While delivering the keynote address, titled Macroeconomic Modelling and Economic Planning in Nigeria: Lessons of Experience and Suggestions for the Future, Sam Olofin, Founder, Centre for Econometrics and Allied Research (CEAR), University of Ibadan said the concept of a perfect model that is most accurate to fit the data of the given economy and describe the economy most accurately and efficiently.
“Models should contain essential elements so that their results qualify for appropriate policy-making, rather than mere tools for research publications in academic journals,
The realistic assumptions should consider capital mobility, labour mobility, Macro closure, and optimal policy, and monetary/financial blocs,” he said.
He admitted that models could go wrong when modellers adopt oversimplified assumptions and when model solutions contrast with economic reality.
“There should be more tenacity and rigorousness on the part of the government towards development planning and economic policymaking. In addition, modellers should not be reluctant to apply the rigorous steps and procedures needed in creating a good model,” he recommended.
During the panel session comprising David Adeosun, Director, Finance & Account, Ministry of Finance; Michael Adebiyi, Director, Research Department, Central Bank of Nigeria; Samuel Omenka, technical advisor to the Director-General, Budget office; Olusegun Omisakin, Chief Economist, Nigerian Economic Summit Group (NESG) and Henry Okodua, Senior Lecturer, Department of Economics, Covenant University, Ota.
The panellist mentioned that there is no synergy among researchers and policymakers in the private sector, public sector, and academia. Adding that there is usually a mismatch between theories and realities.

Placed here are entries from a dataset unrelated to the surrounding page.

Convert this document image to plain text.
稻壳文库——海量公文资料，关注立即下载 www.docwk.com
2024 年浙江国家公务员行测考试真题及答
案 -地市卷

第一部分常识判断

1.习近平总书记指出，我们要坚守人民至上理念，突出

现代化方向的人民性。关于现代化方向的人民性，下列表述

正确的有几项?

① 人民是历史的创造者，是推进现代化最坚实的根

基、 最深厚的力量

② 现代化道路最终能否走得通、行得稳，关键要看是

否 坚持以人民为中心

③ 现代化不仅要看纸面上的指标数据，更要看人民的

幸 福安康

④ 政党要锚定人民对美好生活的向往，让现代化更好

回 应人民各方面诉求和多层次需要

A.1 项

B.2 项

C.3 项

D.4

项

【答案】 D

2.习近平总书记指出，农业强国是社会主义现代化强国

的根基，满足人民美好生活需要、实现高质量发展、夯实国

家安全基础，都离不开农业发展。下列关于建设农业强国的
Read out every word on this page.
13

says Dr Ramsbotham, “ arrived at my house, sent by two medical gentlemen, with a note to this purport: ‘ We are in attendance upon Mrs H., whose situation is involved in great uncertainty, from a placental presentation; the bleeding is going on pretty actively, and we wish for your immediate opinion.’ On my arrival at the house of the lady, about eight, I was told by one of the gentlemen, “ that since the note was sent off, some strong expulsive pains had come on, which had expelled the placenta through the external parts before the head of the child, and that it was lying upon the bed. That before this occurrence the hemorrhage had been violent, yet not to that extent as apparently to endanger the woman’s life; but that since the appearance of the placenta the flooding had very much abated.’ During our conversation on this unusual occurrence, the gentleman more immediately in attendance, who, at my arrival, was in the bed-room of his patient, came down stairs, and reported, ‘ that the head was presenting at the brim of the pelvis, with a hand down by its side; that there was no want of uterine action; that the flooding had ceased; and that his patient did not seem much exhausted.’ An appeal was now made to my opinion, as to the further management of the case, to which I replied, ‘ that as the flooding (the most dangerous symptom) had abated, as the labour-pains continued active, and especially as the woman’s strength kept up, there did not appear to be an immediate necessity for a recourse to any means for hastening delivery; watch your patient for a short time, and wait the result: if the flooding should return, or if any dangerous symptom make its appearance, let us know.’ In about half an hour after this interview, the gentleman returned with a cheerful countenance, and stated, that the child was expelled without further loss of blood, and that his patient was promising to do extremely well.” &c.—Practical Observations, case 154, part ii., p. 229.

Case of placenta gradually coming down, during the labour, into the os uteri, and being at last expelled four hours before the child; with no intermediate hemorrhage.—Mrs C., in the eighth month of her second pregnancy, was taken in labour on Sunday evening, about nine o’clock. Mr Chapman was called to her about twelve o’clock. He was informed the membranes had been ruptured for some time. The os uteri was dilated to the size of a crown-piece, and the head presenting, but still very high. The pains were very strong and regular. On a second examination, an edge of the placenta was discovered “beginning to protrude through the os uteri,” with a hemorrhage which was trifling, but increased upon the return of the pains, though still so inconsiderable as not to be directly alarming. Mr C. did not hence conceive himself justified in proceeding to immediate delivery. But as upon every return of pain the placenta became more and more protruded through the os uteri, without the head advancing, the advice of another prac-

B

It was recommended that there is a need to deepen the policymaking process in the public sector with proper engagement between the public and private sector, furthermore, modellers must understand and envisage issues such as corruption, policies, etc.
Adeola Adenikinju, NAMM President in his remarks said that interest in macroeconomic modelling is waning among the younger scholars in Nigeria which poses a fundamental problem for proffering economic development solutions.
He added that it is important to increase interest in macroeconomic modelling through the use of incentives, less difficult representations, updated modelling techniques, and tools.